Elle réalisa qu’elle tenait déjà son pistolet, encore dans son étui. Elle ne voulait pas s’en servir, mais craignait de ne pas avoir le choix. Le chien était manifestement entraîné pour l’attaque. Tout d’un coup, la voix de Ray retentit depuis le placard :



« Viens ici ! Viens me chercher ! »



Le chien se retourna brièvement vers le placard, pendant que Keri cherchait désespérément une issue.



Je ne peux aller nulle part. Il court plus vite que moi. Je ne peux pas avoir le dessus sur lui. Je ne sais même pas si je peux dégainer avant qu’il m’atteigne.



Le chien était en train de se tourner de nouveau vers elle. C’est alors qu’une idée lui vint. Mais pour que ça fonctionne, il fallait une autre diversion.
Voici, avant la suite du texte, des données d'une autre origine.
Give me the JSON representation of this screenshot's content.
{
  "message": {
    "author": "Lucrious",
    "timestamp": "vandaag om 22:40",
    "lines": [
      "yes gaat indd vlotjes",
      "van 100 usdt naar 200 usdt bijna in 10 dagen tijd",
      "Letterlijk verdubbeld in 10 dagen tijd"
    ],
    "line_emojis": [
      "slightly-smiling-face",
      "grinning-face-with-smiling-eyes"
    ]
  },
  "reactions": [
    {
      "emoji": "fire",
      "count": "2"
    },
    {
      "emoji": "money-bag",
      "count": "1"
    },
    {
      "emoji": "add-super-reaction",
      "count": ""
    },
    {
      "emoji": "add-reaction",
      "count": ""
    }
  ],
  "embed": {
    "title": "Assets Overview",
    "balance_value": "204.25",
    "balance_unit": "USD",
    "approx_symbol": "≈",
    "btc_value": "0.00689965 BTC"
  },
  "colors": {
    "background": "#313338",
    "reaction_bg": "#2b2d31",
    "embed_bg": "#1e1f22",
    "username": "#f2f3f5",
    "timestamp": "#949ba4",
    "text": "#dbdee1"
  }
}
Juste à ce moment, Ray, comme s’il avait lu dans ses pensées, entrouvrit la porte du placard et cria de nouveau : « Alors, Médor ? On a peur ? »



Le chien aboya et, fourrant son museau dans l’entrebâillement, tenta d’atteindre Ray – sans succès.



C’était tout ce qu’il fallait à Keri. Elle s’agenouilla d’un geste vif. Le chien laissa tomber le placard et se tourna vers elle, ignorant les appels de Ray. Un filet de salive pendait de ses babines. Ses crocs semblaient luire dans la lumière de la lampe. Le temps d’un battement de cœur, et la bête s’élança vers Keri comme une torpille. Du coin de l’œil, Keri vit Ray ouvrir la porte du placard et pointer son pistolet sur le chien.



« Non ! » hurla-t-elle en même temps qu’elle souleva promptement la trappe pour former un bouclier entre elle et le chien. L’animal, en plein élan, ne put éviter la trappe ouverte et s’écrasa dedans avant de dégringoler dans la cave.

 



Keri referma précipitamment la trappe, et eut le temps de voir la bête prendre son élan pour bondir de nouveau.



Une fraction de seconde plus tard, le corps du chien s’écrasait de nouveau de l’autre côté du panneau, cette fois par en-dessous. Keri entendit le chien glisser le long de l’escalier, puis repartir à l’attaque. Elle pesa de tout son poids sur la trappe et se tendit en prévision du choc. Cette fois, l’impact la projeta en l’air de quelques centimètres.



Le temps de reprendre son souffle, et le chien se préparait à un troisième coup de bélier. Mais à présent, Ray avait rejoint Keri. Il plongea à son côté et, cette fois, le berger allemand ne parvint pas à faire bouger le panneau. Ils l’entendirent japper, puis s’éloigner dans l’escalier. Il s’avouait vaincu.



Keri roula sur elle-même et ferma le verrou de la trappe, avant de laisser échapper un profond soupir. Ray, allongé à côté d’elle, respirait bruyamment. Au bout de quelques secondes, Keri se redressa et fit : « Médor, sérieux ?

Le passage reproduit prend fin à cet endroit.